首藤剛志のふらふらファイル箱

人並みのつもりにしては、ふらふらしています。

アニメって不自然?

いまさらですが、病気退院に励ましのコメントを下さった方達に、この場で、お礼申し上げます。
 さて……
今になっては、一週間以上前のことだが、小田原に行った時のことである。
「小田原の文学」について語り合う会に出席した。
 そこで、アニメについての話題になったが、年配の方から「アニメは動きが不自然で苦手だ」という素朴と言えば素朴なご指摘があった。
 映画は、1秒間に24枚の絵や写真を(ビデオやテレビは違うが、まあ似たようなものである)立て続けに見せて、それを見る人の残像現象で補正して、動いているように見せるものである。
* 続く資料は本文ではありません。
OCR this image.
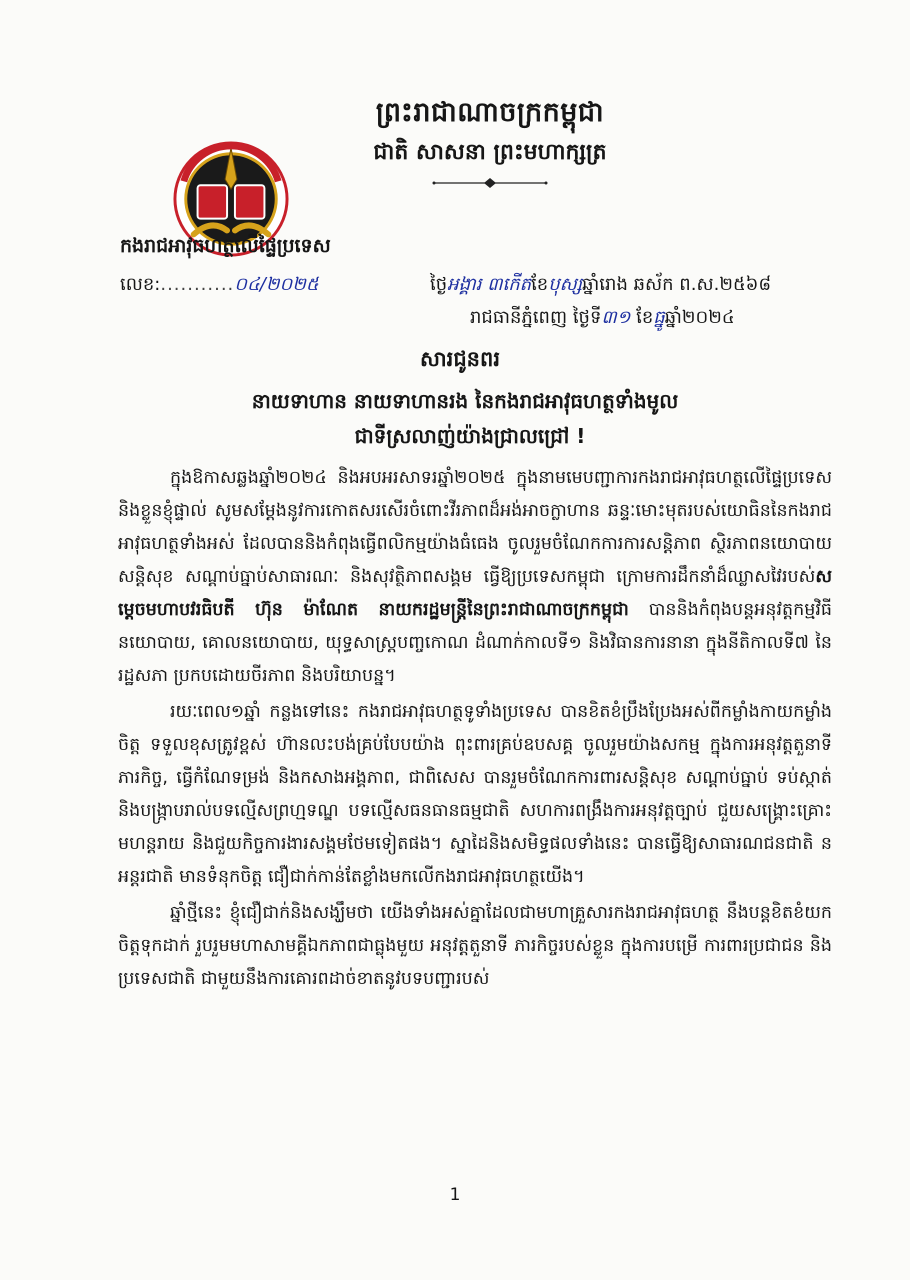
ព្រះរាជាណាចក្រកម្ពុជា
ជាតិ សាសនា ព្រះមហាក្សត្រ
កងរាជអាវុធហត្ថលើផ្ទៃប្រទេស
លេខ:...........០៤/២០២៥	ថ្ងៃអង្គារ ៣កើតខែបុស្សឆ្នាំរោង ឆស័ក ព.ស.២៥៦៨
រាជធានីភ្នំពេញ ថ្ងៃទី៣១ ខែធ្នូឆ្នាំ២០២៤
សារជូនពរ
នាយទាហាន នាយទាហានរង នៃកងរាជអាវុធហត្ថទាំងមូល
ជាទីស្រលាញ់យ៉ាងជ្រាលជ្រៅ !

ក្នុងឱកាសឆ្លងឆ្នាំ២០២៤ និងអបអរសាទរឆ្នាំ២០២៥ ក្នុងនាមមេបញ្ជាការកងរាជអាវុធហត្ថលើផ្ទៃប្រទេស និងខ្លួនខ្ញុំផ្ទាល់ សូមសម្តែងនូវការកោតសរសើរចំពោះវីរភាពដ៏អង់អាចក្លាហាន ឆន្ទៈមោះមុតរបស់យោធិននៃកងរាជអាវុធហត្ថទាំងអស់ ដែលបាននិងកំពុងធ្វើពលិកម្មយ៉ាងធំធេង ចូលរួមចំណែកការការសន្តិភាព ស្ថិរភាពនយោបាយ សន្តិសុខ សណ្តាប់ធ្នាប់សាធារណៈ និងសុវត្ថិភាពសង្គម ធ្វើឱ្យប្រទេសកម្ពុជា ក្រោមការដឹកនាំដ៏ឈ្លាសវៃរបស់សម្តេចមហាបវរធិបតី ហ៊ុន ម៉ាណែត នាយករដ្ឋមន្ត្រីនៃព្រះរាជាណាចក្រកម្ពុជា បាននិងកំពុងបន្តអនុវត្តកម្មវិធីនយោបាយ, គោលនយោបាយ, យុទ្ធសាស្ត្របញ្ចកោណ ដំណាក់កាលទី១ និងវិធានការនានា ក្នុងនីតិកាលទី៧ នៃរដ្ឋសភា ប្រកបដោយចីរភាព និងបរិយាបន្ន។

រយៈពេល១ឆ្នាំ កន្លងទៅនេះ កងរាជអាវុធហត្ថទូទាំងប្រទេស បានខិតខំប្រឹងប្រែងអស់ពីកម្លាំងកាយកម្លាំងចិត្ត ទទួលខុសត្រូវខ្ពស់ ហ៊ានលះបង់គ្រប់បែបយ៉ាង ពុះពារគ្រប់ឧបសគ្គ ចូលរួមយ៉ាងសកម្ម ក្នុងការអនុវត្តតួនាទី ភារកិច្ច, ធ្វើកំណែទម្រង់ និងកសាងអង្គភាព, ជាពិសេស បានរួមចំណែកការពារសន្តិសុខ សណ្តាប់ធ្នាប់ ទប់ស្កាត់និងបង្ក្រាបរាល់បទល្មើសព្រហ្មទណ្ឌ បទល្មើសធនធានធម្មជាតិ សហការពង្រឹងការអនុវត្តច្បាប់ ជួយសង្គ្រោះគ្រោះមហន្តរាយ និងជួយកិច្ចការងារសង្គមថែមទៀតផង។ ស្នាដៃនិងសមិទ្ធផលទាំងនេះ បានធ្វើឱ្យសាធារណជនជាតិ នអន្តរជាតិ មានទំនុកចិត្ត ជឿជាក់កាន់តែខ្លាំងមកលើកងរាជអាវុធហត្ថយើង។

ឆ្នាំថ្មីនេះ ខ្ញុំជឿជាក់និងសង្ឃឹមថា យើងទាំងអស់គ្នាដែលជាមហាគ្រួសារកងរាជអាវុធហត្ថ នឹងបន្តខិតខំយកចិត្តទុកដាក់ រួបរួមមហាសាមគ្គីឯកភាពជាធ្លុងមួយ អនុវត្តតួនាទី ភារកិច្ចរបស់ខ្លួន ក្នុងការបម្រើ ការពារប្រជាជន និងប្រទេសជាតិ ជាមួយនឹងការគោរពដាច់ខាតនូវបទបញ្ជារបស់

1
……等という基本的な事から説明していたら、喋っている僕自身が、「確かに映画やテレビって不自然だな」と思いだして、それが頭からいまだに離れない
 誰が決めたか知らないが、映画は1秒間を24コマで表現する。
 だが、例えば24分の一秒のシャッタースピードのカメラで、被写体が動いているものを写せば、必ずぶれて写る。
 正確さを要求すれば、1000分の一秒でも、ぶれている。
 実写映画の場合、1秒間で24コマのフイルムが使われるわけだが、そのフイルムの一コマ一コマに写っているものは良く見ればぶれている筈だ。
 アニメは、静止した絵を、少しずつ動かして描いて、いわゆるフルアニメーションでも1秒に24枚使って、動いているように見せている訳である。
 日本のアニメの現実は、フルアニメーションはあまりないから、一秒間に24枚必要な絵を、節約して24枚以下の適当な枚数で動いているように見せている。
 少ない枚数でいかに動いているように見せるかは、ご予算の問題もあるし、アニメクリエーターの技量にもかかっている。
 もちろん、コンピューターなどを使って、1秒間に使う枚数をいろいろ変える事が出来る時代にはなっている。
 コンピューターにしろ手書きにしろ描かれた絵の連続だから、現実にはありえない動きを、誇張して見せる事もできる。
 時として、それは芸術的と評価される。
 海外ではアニメを現実に近い動きにしようとして、ロトスコープなどという技法も古くから使われている。
 ロトスコープを説明すると長くなるから、興味があれば検索して調べてください。
 でも、どんなやり方を使おうと、「動きが不自然……」と言われれば、不自然には違いない。
 ものの動きに敏感な人なら、実写の映画の画面ですら不自然に感じるだろう。
 写っているものの一枚一枚がぶれていたとしても所詮は一秒間に24枚のフイルムが、目の前を通り過ぎて行くだけである。
 動き以外でも、画像の鮮明さ……ハイビジョンなんていっても、写っているものの本物とは違う。
 ハイビジョンのことまで言いだすときりがなくなるので止めておく。
 つまり、映像は、本物じゃないのである。
 映像の動きが自然な筈がないのである。
 実写ですら不自然なのだから、アニメの動きが自然なわけがない。
 「そう言うことですから、よろしく」で、大人には納得していただくにしても、子供にはどうだろう。
 今の人たちは、生まれたときから、すぐそばにテレビという映像があった。
 子供……特に幼児は動くものに敏感である。
 そして、なんでもかんでも吸収して育っていく。
 アニメは昔から子供の見るものとされてきた。
 しかし、その動きは、不自然な動きである。
 土台が絵なんだから、子供の目に見える姿形も不自然である。
 子供はそんな不自然なものを、当たり前と思って育っていはしないか?。
 そんな育ち方をした子供達は、今や、上は50代を超えているだろう。
 芸術的アニメ、良質なアニメ、どんないい方をされようと、アニメ、いやアニメに限らず映像はどんな撮り方をしようと不自然には違いないのである。
 で、主にアニメの製作に関わった仕事で生きてきた僕である。
 たぶん、それで僕の人生は終わるかもしれない。
 「アニメは動きが不自然で苦手だ」
 年配の方のおっしゃる事は、ごもっともだと思う。
 「これでいいのだ」と、赤塚不二夫氏の漫画の台詞のように言いきれない自分……かなり考え込んでしまっている今日この頃である。